Second, the Holy Spirit, the Spirit of truth, reveals the message of God to people, convicts of sin and draws them to Christ. (John 16:7-15) It would be fair to say that as the Holy Spirit reveals this message, it is a persuasive message. Jesus sends His followers into the world to proclaim the message that the Holy Spirit is revealing to them so they will believe in Jesus. (John 17:18-21) Paul’s proclamation of the Gospel was also persuasive. (Acts 17:2-4; 18:13; 19:8; 26:27-29) God calls people to repent and believe through the Holy Spirit and the proclaimed message, both in public and house to house. (Acts 20:21) The Holy Spirit and the Spirit directed messenger work together. While we do not know in whom or the extent to which the Holy Spirit is at work in each individual person, a message without a call to response appears incomplete when there is an opportunity to extend it. We realize that circumstances may exist that prohibit the messenger from extending an invitation, particularly in public, where there are legal prohibitions.

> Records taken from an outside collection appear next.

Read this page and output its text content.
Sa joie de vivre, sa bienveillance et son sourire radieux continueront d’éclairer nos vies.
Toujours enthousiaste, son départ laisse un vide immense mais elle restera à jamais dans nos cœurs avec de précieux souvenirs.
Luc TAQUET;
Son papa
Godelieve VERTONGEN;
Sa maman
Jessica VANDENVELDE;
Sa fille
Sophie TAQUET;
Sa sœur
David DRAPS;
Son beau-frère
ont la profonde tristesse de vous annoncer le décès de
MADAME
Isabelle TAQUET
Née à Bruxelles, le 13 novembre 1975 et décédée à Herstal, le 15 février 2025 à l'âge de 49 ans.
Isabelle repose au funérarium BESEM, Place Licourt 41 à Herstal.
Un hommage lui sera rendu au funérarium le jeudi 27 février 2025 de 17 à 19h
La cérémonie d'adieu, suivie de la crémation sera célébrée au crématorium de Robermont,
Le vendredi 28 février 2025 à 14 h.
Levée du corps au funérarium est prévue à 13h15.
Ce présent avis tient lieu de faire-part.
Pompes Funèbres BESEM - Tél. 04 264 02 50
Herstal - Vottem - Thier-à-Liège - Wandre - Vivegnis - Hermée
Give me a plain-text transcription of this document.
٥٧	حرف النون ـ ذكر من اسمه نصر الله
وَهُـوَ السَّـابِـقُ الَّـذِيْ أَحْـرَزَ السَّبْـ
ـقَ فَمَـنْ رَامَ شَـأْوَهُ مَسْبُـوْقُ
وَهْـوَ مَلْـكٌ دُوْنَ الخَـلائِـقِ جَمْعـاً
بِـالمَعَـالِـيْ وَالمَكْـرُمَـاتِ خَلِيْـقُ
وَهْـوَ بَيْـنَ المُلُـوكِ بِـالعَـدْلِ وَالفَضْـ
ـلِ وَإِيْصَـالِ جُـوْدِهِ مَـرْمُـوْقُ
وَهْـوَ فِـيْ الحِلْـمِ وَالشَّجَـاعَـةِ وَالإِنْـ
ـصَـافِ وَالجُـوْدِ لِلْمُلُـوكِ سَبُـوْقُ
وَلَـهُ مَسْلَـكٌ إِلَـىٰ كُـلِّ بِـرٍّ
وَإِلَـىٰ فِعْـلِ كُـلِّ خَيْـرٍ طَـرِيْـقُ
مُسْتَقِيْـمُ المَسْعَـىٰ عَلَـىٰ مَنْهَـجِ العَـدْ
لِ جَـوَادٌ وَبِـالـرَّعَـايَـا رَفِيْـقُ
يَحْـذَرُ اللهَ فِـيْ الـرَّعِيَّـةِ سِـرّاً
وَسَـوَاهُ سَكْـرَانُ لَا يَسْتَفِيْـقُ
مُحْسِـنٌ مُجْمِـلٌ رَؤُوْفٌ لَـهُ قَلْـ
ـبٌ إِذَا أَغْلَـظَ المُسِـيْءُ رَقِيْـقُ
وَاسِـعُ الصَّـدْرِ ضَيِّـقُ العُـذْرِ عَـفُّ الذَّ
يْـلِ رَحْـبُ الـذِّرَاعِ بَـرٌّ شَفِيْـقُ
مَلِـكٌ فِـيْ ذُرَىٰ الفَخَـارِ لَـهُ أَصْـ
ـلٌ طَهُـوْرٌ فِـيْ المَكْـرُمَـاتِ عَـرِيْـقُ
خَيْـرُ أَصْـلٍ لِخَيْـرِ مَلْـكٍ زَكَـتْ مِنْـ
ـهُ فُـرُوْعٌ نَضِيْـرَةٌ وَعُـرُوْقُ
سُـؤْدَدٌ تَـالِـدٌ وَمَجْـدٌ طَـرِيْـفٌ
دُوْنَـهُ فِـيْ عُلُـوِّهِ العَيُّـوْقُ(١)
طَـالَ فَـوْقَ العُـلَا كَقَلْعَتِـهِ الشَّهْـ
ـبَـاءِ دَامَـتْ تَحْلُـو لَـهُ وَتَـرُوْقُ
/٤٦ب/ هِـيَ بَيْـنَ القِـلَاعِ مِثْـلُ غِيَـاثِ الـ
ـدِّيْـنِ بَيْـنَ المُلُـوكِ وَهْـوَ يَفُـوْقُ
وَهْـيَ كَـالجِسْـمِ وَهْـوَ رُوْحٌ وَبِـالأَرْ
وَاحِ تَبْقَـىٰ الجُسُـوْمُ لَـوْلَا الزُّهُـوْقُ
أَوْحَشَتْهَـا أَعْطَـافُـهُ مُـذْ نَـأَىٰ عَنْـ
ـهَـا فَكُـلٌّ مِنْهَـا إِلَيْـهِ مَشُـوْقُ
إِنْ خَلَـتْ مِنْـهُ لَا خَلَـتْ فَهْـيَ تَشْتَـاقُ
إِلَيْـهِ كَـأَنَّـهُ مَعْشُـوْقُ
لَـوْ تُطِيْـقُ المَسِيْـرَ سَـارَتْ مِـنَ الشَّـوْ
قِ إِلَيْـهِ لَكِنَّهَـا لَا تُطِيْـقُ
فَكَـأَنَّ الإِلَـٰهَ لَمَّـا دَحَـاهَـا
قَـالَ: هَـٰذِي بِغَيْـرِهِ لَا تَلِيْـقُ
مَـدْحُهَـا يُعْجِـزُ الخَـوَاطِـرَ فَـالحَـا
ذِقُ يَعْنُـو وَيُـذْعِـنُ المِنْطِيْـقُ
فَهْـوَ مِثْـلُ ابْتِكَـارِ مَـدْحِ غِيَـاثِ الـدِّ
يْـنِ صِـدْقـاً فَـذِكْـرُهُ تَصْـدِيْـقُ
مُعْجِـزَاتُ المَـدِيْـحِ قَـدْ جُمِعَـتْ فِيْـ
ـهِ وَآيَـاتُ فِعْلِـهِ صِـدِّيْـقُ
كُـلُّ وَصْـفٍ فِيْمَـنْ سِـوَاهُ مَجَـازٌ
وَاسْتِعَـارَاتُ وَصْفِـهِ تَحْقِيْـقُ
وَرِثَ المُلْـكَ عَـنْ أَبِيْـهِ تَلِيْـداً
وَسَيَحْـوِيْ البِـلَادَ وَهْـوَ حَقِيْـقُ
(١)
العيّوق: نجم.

This does not invalidate the use of an invitation as a calling to salvation; it simply requires wisdom in when and how it might be extended.
Third, the use of “altar” with call needs to be clarified. The table or “altar” at the front of some sanctuaries does not have any saving significance. The provision for our salvation was accomplished at the “cross.” People can actually repent and believe at the front of the church or worship service, but their salvation has nothing to do with the place and everything to do with “repentance and faith.” We must explain that “walking the aisle” or “going to the altar” does not save anyone. Neither should it give anyone false assurance of their salvation. Using the term “altar call” may not be helpful in every church or public service today.
There is an understanding of “altar” that is consistent with a Baptist understanding of salvation and church membership. If an altar is a place where someone symbolically gives one’s life to Christ, then it can be meaningful. It is the believer’s sacrifice and not Christ’s that is related to the “altar.” For Southern Baptists in general, people are often “invited” to “come forward” to indicate a public profession or confession of their faith in Christ. This can also be accomplished by baptism, which is more important, but a public acknowledgement before the congregation has become a part of our understanding of becoming a church member.
We began our theological perspective with God, God in three persons. Each one speaks, calls messengers to speak God’s message and to call people to believe in Him. While the manner and wording of a public invitation can differ in a variety of contexts, there is theological support for it as a means of extending a call to respond to God’s message proclaimed.